In 2016 they published Telemann's Twelve Fantasias for Viola da Gamba solo (Twelve Fantasies pour la Basse de Violle) which had been thought to be lost. Based on research of a French musicologist, they were found in an archive and first performed by the gambist Thomas Fritzsch, who is also a musicologist teaching at the Leipzig University. The archive held a complete copy of the music, which Telemann had printed in 1735 in his own publishing house, in a private collection held at the Niedersächsisches Landesarchiv (state archive of Lower Saxony) in Osnabrück The Collection came from Schloss Ledenburg and is now called Ledenburg Collection. Fritzsch played the fantasias for the first time after their rediscovery in two concerts as part of the 23rd Magdeburger Telemann-Festtage on 19 and 20 March 2016, along with a recording (made at the abbey church of Zscheiplitz) and the presentation of the edition. The same collection held also three sonatas by Carl Friedrich Abel, published in 2016, Other publications from the collection include three sonatas by Giacobo Cervetto, two sonatas by Giuseppe Tartini, a sonata by Juan Bautista Pla, two anonymous sonatas, a sonata by Filippo Ruge (1722 – after 1767), a sonata by Pietro Castrucci, a trio by Friedrich Schwindl, a trio by Johann Konrad Gretsch (ca. 1710 – 1778) and a trio attributed to Abel.

=== Abel Fest 2023 ===
Günter von Zadow wrote in five years an extended new works list of Abel's compositions, Catalogue of Works of Carl Friedrich Abel, or AbelWV. It takes into account many newly discovered works, and additional sources for known works, presenting historic background of 416 works.
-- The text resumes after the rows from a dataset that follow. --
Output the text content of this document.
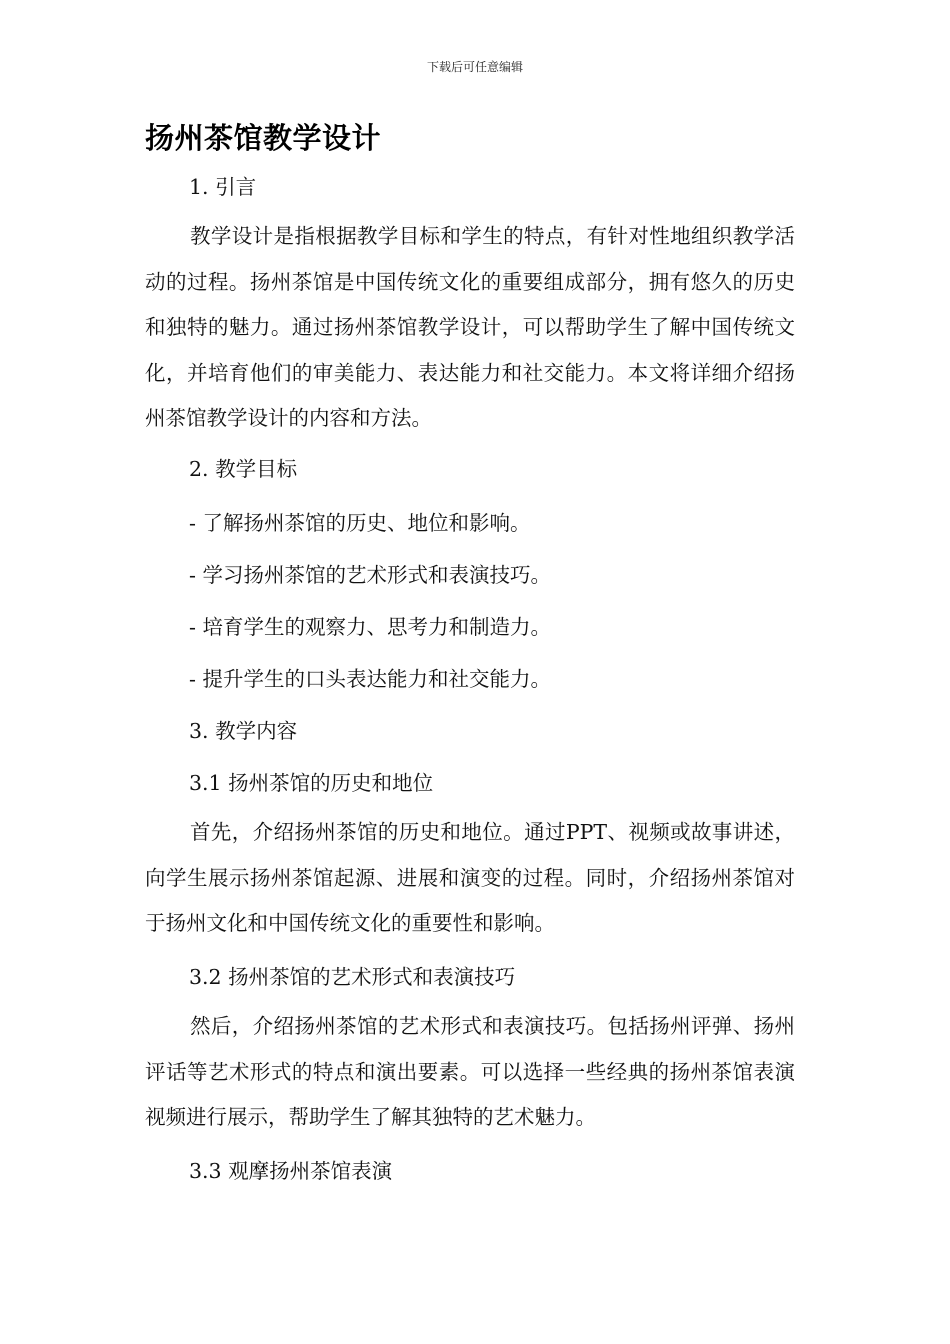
下载后可任意编辑
扬州茶馆教学设计

1. 引言

教学设计是指根据教学目标和学生的特点，有针对性地组织教学活动的过程。扬州茶馆是中国传统文化的重要组成部分，拥有悠久的历史和独特的魅力。通过扬州茶馆教学设计，可以帮助学生了解中国传统文化，并培育他们的审美能力、表达能力和社交能力。本文将详细介绍扬州茶馆教学设计的内容和方法。

2. 教学目标

- 了解扬州茶馆的历史、地位和影响。

- 学习扬州茶馆的艺术形式和表演技巧。

- 培育学生的观察力、思考力和制造力。

- 提升学生的口头表达能力和社交能力。

3. 教学内容

3.1 扬州茶馆的历史和地位

首先，介绍扬州茶馆的历史和地位。通过PPT、视频或故事讲述，向学生展示扬州茶馆起源、进展和演变的过程。同时，介绍扬州茶馆对于扬州文化和中国传统文化的重要性和影响。

3.2 扬州茶馆的艺术形式和表演技巧

然后，介绍扬州茶馆的艺术形式和表演技巧。包括扬州评弹、扬州评话等艺术形式的特点和演出要素。可以选择一些经典的扬州茶馆表演视频进行展示，帮助学生了解其独特的艺术魅力。

3.3 观摩扬州茶馆表演
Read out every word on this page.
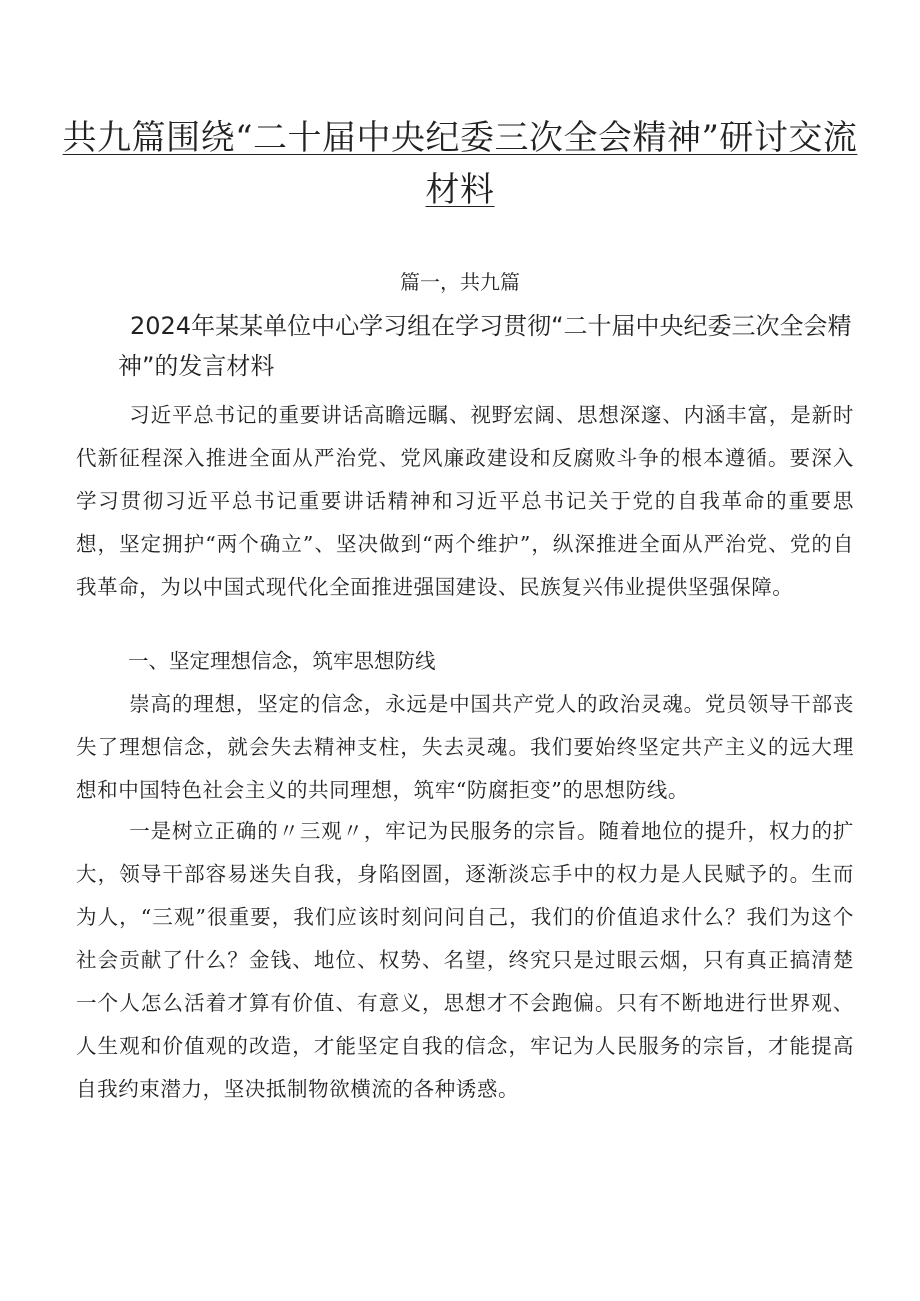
共九篇围绕“二十届中央纪委三次全会精神”研讨交流材料

篇一，共九篇

2024年某某单位中心学习组在学习贯彻“二十届中央纪委三次全会精神”的发言材料

习近平总书记的重要讲话高瞻远瞩、视野宏阔、思想深邃、内涵丰富，是新时代新征程深入推进全面从严治党、党风廉政建设和反腐败斗争的根本遵循。要深入学习贯彻习近平总书记重要讲话精神和习近平总书记关于党的自我革命的重要思想，坚定拥护“两个确立”、坚决做到“两个维护”，纵深推进全面从严治党、党的自我革命，为以中国式现代化全面推进强国建设、民族复兴伟业提供坚强保障。

一、坚定理想信念，筑牢思想防线

崇高的理想，坚定的信念，永远是中国共产党人的政治灵魂。党员领导干部丧失了理想信念，就会失去精神支柱，失去灵魂。我们要始终坚定共产主义的远大理想和中国特色社会主义的共同理想，筑牢“防腐拒变”的思想防线。

一是树立正确的〃三观〃，牢记为民服务的宗旨。随着地位的提升，权力的扩大，领导干部容易迷失自我，身陷囹圄，逐渐淡忘手中的权力是人民赋予的。生而为人，“三观”很重要，我们应该时刻问问自己，我们的价值追求什么？我们为这个社会贡献了什么？金钱、地位、权势、名望，终究只是过眼云烟，只有真正搞清楚一个人怎么活着才算有价值、有意义，思想才不会跑偏。只有不断地进行世界观、人生观和价值观的改造，才能坚定自我的信念，牢记为人民服务的宗旨，才能提高自我约束潜力，坚决抵制物欲横流的各种诱惑。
It was published by Ortus Musikverlag in 2023, the year of the composer's tricentenary.

At the Abel Fest, an international festival in the composer's birth town Köthen in June 2023, Leonore von Zadow-Reichling and Günter von Zadow received the first biennial Abel Prize for their efforts to retrieve and publish Abel's works, having published more than 150 of the composer's works, many of them as first publications.